More AI For Science: Google has launched a new set of AI tools that are geared for use by scientists within its Gemini suite. Meanwhile, OpenAI claims that one of its models has helped disprove a conjecture in geometry first proposed by Paul Erdős.
But Also…. Mo’ AI, Mo’ Problems? Preprint server ArXiv, where many papers are submitted before being published in peer-review journals, will ban authors who use hallucinated citations generated by AI. The bar may soon come up with similar discipline, as lawyers keep using fake AI-written citations. Meanwhile, Waymo has suspended freeway services for its self-driving cars, some of which are driving into construction zones and flooded roadways.

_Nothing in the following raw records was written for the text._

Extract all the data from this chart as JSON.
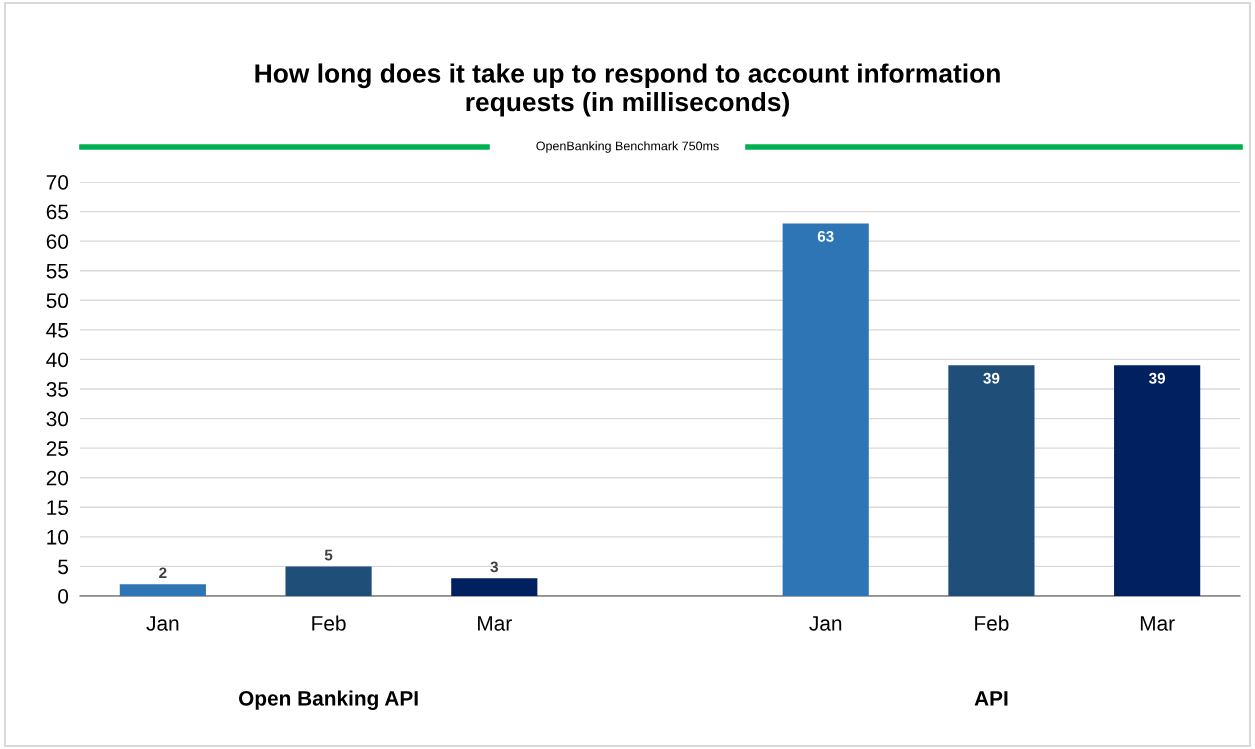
{
  "chart_data": {
    "type": "bar",
    "title": "How long does it take up to respond to account information\nrequests (in milliseconds)",
    "categories": [
      "Jan",
      "Feb",
      "Mar",
      null,
      "Jan",
      "Feb",
      "Mar"
    ],
    "values": [
      2,
      5,
      3,
      null,
      63,
      39,
      39
    ],
    "colors": [
      "#2e75b6",
      "#1f4e79",
      "#002060",
      "#ffffff",
      "#2e75b6",
      "#1f4e79",
      "#002060"
    ],
    "ylim": [
      0,
      70
    ],
    "yticks": [
      0,
      5,
      10,
      15,
      20,
      25,
      30,
      35,
      40,
      45,
      50,
      55,
      60,
      65,
      70
    ],
    "grid": "y",
    "data_labels": true,
    "annotations": [
      "OpenBanking Benchmark 750ms",
      "Open Banking API",
      "API"
    ]
  }
}
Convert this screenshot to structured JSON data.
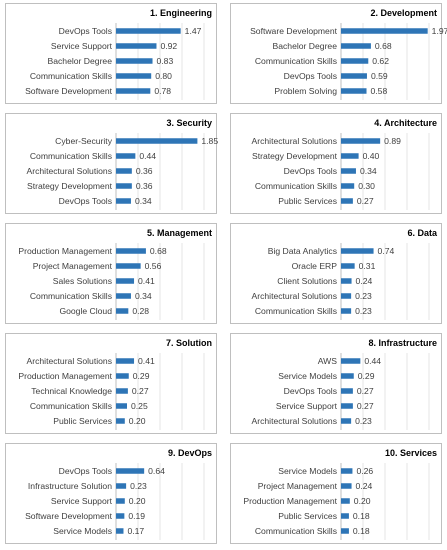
{
  "chart_data": [
    {
      "type": "bar",
      "orientation": "horizontal",
      "title": "1. Engineering",
      "categories": [
        "DevOps Tools",
        "Service Support",
        "Bachelor Degree",
        "Communication Skills",
        "Software Development"
      ],
      "values": [
        1.47,
        0.92,
        0.83,
        0.8,
        0.78
      ],
      "value_labels": [
        "1.47",
        "0.92",
        "0.83",
        "0.80",
        "0.78"
      ],
      "xlim": [
        0,
        2
      ],
      "grid": true,
      "color": "#2e75b6"
    },
    {
      "type": "bar",
      "orientation": "horizontal",
      "title": "2. Development",
      "categories": [
        "Software Development",
        "Bachelor Degree",
        "Communication Skills",
        "DevOps Tools",
        "Problem Solving"
      ],
      "values": [
        1.97,
        0.68,
        0.62,
        0.59,
        0.58
      ],
      "value_labels": [
        "1.97",
        "0.68",
        "0.62",
        "0.59",
        "0.58"
      ],
      "xlim": [
        0,
        2
      ],
      "grid": true,
      "color": "#2e75b6"
    },
    {
      "type": "bar",
      "orientation": "horizontal",
      "title": "3. Security",
      "categories": [
        "Cyber-Security",
        "Communication Skills",
        "Architectural Solutions",
        "Strategy Development",
        "DevOps Tools"
      ],
      "values": [
        1.85,
        0.44,
        0.36,
        0.36,
        0.34
      ],
      "value_labels": [
        "1.85",
        "0.44",
        "0.36",
        "0.36",
        "0.34"
      ],
      "xlim": [
        0,
        2
      ],
      "grid": true,
      "color": "#2e75b6"
    },
    {
      "type": "bar",
      "orientation": "horizontal",
      "title": "4. Architecture",
      "categories": [
        "Architectural Solutions",
        "Strategy Development",
        "DevOps Tools",
        "Communication Skills",
        "Public Services"
      ],
      "values": [
        0.89,
        0.4,
        0.34,
        0.3,
        0.27
      ],
      "value_labels": [
        "0.89",
        "0.40",
        "0.34",
        "0.30",
        "0.27"
      ],
      "xlim": [
        0,
        2
      ],
      "grid": true,
      "color": "#2e75b6"
    },
    {
      "type": "bar",
      "orientation": "horizontal",
      "title": "5. Management",
      "categories": [
        "Production Management",
        "Project Management",
        "Sales Solutions",
        "Communication Skills",
        "Google Cloud"
      ],
      "values": [
        0.68,
        0.56,
        0.41,
        0.34,
        0.28
      ],
      "value_labels": [
        "0.68",
        "0.56",
        "0.41",
        "0.34",
        "0.28"
      ],
      "xlim": [
        0,
        2
      ],
      "grid": true,
      "color": "#2e75b6"
    },
    {
      "type": "bar",
      "orientation": "horizontal",
      "title": "6. Data",
      "categories": [
        "Big Data Analytics",
        "Oracle ERP",
        "Client Solutions",
        "Architectural Solutions",
        "Communication Skills"
      ],
      "values": [
        0.74,
        0.31,
        0.24,
        0.23,
        0.23
      ],
      "value_labels": [
        "0.74",
        "0.31",
        "0.24",
        "0.23",
        "0.23"
      ],
      "xlim": [
        0,
        2
      ],
      "grid": true,
      "color": "#2e75b6"
    },
    {
      "type": "bar",
      "orientation": "horizontal",
      "title": "7. Solution",
      "categories": [
        "Architectural Solutions",
        "Production Management",
        "Technical Knowledge",
        "Communication Skills",
        "Public Services"
      ],
      "values": [
        0.41,
        0.29,
        0.27,
        0.25,
        0.2
      ],
      "value_labels": [
        "0.41",
        "0.29",
        "0.27",
        "0.25",
        "0.20"
      ],
      "xlim": [
        0,
        2
      ],
      "grid": true,
      "color": "#2e75b6"
    },
    {
      "type": "bar",
      "orientation": "horizontal",
      "title": "8. Infrastructure",
      "categories": [
        "AWS",
        "Service Models",
        "DevOps Tools",
        "Service Support",
        "Architectural Solutions"
      ],
      "values": [
        0.44,
        0.29,
        0.27,
        0.27,
        0.23
      ],
      "value_labels": [
        "0.44",
        "0.29",
        "0.27",
        "0.27",
        "0.23"
      ],
      "xlim": [
        0,
        2
      ],
      "grid": true,
      "color": "#2e75b6"
    },
    {
      "type": "bar",
      "orientation": "horizontal",
      "title": "9. DevOps",
      "categories": [
        "DevOps Tools",
        "Infrastructure Solution",
        "Service Support",
        "Software Development",
        "Service Models"
      ],
      "values": [
        0.64,
        0.23,
        0.2,
        0.19,
        0.17
      ],
      "value_labels": [
        "0.64",
        "0.23",
        "0.20",
        "0.19",
        "0.17"
      ],
      "xlim": [
        0,
        2
      ],
      "grid": true,
      "color": "#2e75b6"
    },
    {
      "type": "bar",
      "orientation": "horizontal",
      "title": "10. Services",
      "categories": [
        "Service Models",
        "Project Management",
        "Production Management",
        "Public Services",
        "Communication Skills"
      ],
      "values": [
        0.26,
        0.24,
        0.2,
        0.18,
        0.18
      ],
      "value_labels": [
        "0.26",
        "0.24",
        "0.20",
        "0.18",
        "0.18"
      ],
      "xlim": [
        0,
        2
      ],
      "grid": true,
      "color": "#2e75b6"
    }
  ]
}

Quantum Gets Federal Backing: The federal government is putting more resources behind quantum computing by offering $2 billion in research grants to companies in exchange for equity stakes.
What’s Entertaining Me This Week
A few months ago in this newsletter, I sang the praises of the Netflix series Department Q. This week, I’m in the middle of reading The Keeper of Lost Causes by Jussi Adler-Olsens, which is the first novel in the series the show is based on. (Why the delay? Because the library queue was long, people.) It’s quite interesting to compare the two, since the show not only changed the setting but also some key details of the case. The TV series is faithful overall, and the book is a compelling read in its own right.